R E C E N S I O N E


Recensione di Riccardo Talamazzi

Probabilmente esagera, il pianista Avishai Darash, quando sostiene che la musica occidentale si sia sviluppata da quella andalusa. Comunque la si veda ci è andato però piuttosto vicino, tenendo anche conto di come la tradizione moresca abbia influenzato non solo la Spagna e diverse estensioni del nord Africa ma anche gran parte dell’Italia, soprattutto nelle sue regioni più meridionali.

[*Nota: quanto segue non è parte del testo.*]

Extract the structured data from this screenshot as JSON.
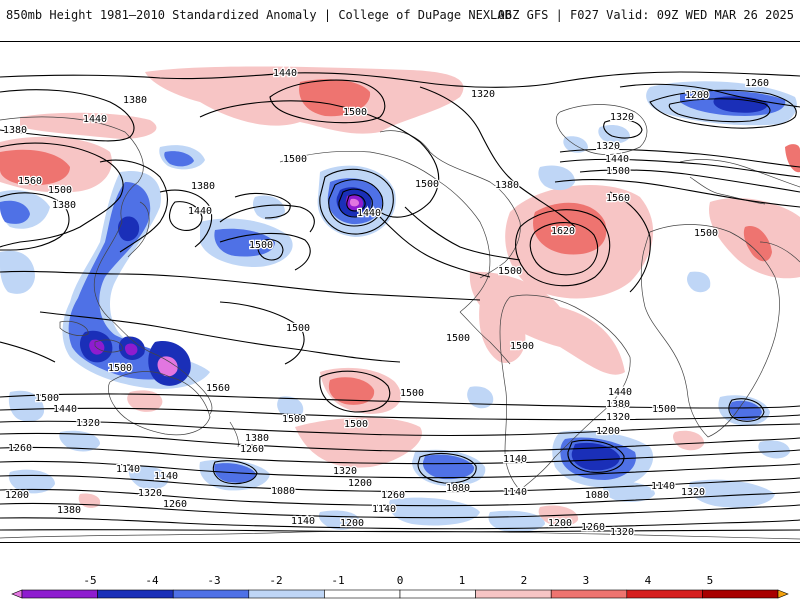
{
  "header": {
    "title": "850mb Height 1981–2010 Standardized Anomaly | College of DuPage NEXLAB",
    "run": "06Z GFS | F027 Valid: 09Z WED MAR 26 2025"
  },
  "colors": {
    "neg5": "#e276e0",
    "neg4": "#8e1ccf",
    "neg3": "#1a2fb8",
    "neg2": "#4f71e6",
    "neg1": "#bfd6f6",
    "zero": "#ffffff",
    "pos1": "#f7c5c5",
    "pos2": "#ee7470",
    "pos3": "#d61e1e",
    "pos4": "#a80000",
    "pos5": "#f3a20f",
    "contour": "#000000",
    "boundary": "#444444"
  },
  "colorbar": {
    "ticks": [
      "-5",
      "-4",
      "-3",
      "-2",
      "-1",
      "0",
      "1",
      "2",
      "3",
      "4",
      "5"
    ]
  },
  "contour_labels": [
    "1440",
    "1380",
    "1320",
    "1260",
    "1200",
    "1500",
    "1560",
    "1620",
    "1140",
    "1080"
  ],
  "map": {
    "labels": [
      "1440",
      "1380",
      "1440",
      "1320",
      "1500",
      "1380",
      "1500",
      "1380",
      "1320",
      "1200",
      "1260",
      "1320",
      "1440",
      "1500",
      "1560",
      "1500",
      "1380",
      "1440",
      "1440",
      "1380",
      "1500",
      "1500",
      "1500",
      "1620",
      "1560",
      "1500",
      "1500",
      "1500",
      "1500",
      "1500",
      "1560",
      "1500",
      "1500",
      "1500",
      "1440",
      "1380",
      "1320",
      "1500",
      "1500",
      "1440",
      "1320",
      "1260",
      "1200",
      "1380",
      "1140",
      "1260",
      "1140",
      "1320",
      "1200",
      "1260",
      "1080",
      "1140",
      "1080",
      "1140",
      "1260",
      "1140",
      "1320",
      "1200",
      "1080",
      "1140",
      "1320",
      "1380",
      "1140",
      "1200",
      "1200",
      "1260",
      "1320"
    ]
  }
}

L’Andalusia è oggi tra le zone europee che più ha conservato nei suoi monumenti e nelle tradizioni l’impronta della dominazione araba e che fa trasparire, ad esempio nel canto del flamenco dei “cantaores”, la vocalità ondivaga e non temperata di antiche canzoni nomadi e gitane. Darash, israeliano ma attualmente residente ad Amsterdam, dopo un viaggio compiuto in Marocco nel 2014 insieme all’amico e musicista di oud Mohamad Ahaddaf, rimane colpito dalle sonorità afro-mediterranee e pensa bene d’integrarle non solo con l’educazione classica tipicamente occidentale ricevuta a Gerusalemme – corroborata da un periodo passato a New York sotto l’ala protettrice di Brad Mehldau – ma anche con istanze di provenienza tradizionale medio-orientale. In Olanda Darash assembla un gruppo di svariati musicisti provenienti da luoghi e culture diverse, formando con loro un ensemble di quindici elementi, la Marmoucha Orchestra. In questo gruppo allargato di artisti collaborano fianco a fianco musicisti di estrazione classica, jazz e naturalmente tradizionale, per cui strumenti di natura e fattura differenti si trovano a interagire tra loro, dando vita ad una musica estremamente vitale e briosa, dalla forte componente ritmica e melodica. Non mancano riferimenti colti alle orchestrazioni più classicamente occidentali – Joaquin Rodrigo soprattutto – ma da queste sovrapposizioni culturali emerge distintamente l’interesse e il coinvolgimento per l’Andalusia e la sua tradizione musicale. L’elaborazione di questo ultimo album di Avishai Darash con la Marmoucha Orchestra, Andalusian Love Song, si è potuta avvalere dell’esperienza di un ep uscito l’anno scorso, Quarantine Blues, da cui sono stati ripescati quattro brani su cinque. Spogliati dalla loro originaria struttura esecutiva in trio, questi stessi pezzi hanno subito il “trattamento orchestrale” e vengono quindi revisionati in Andalusian…in forma più compiuta.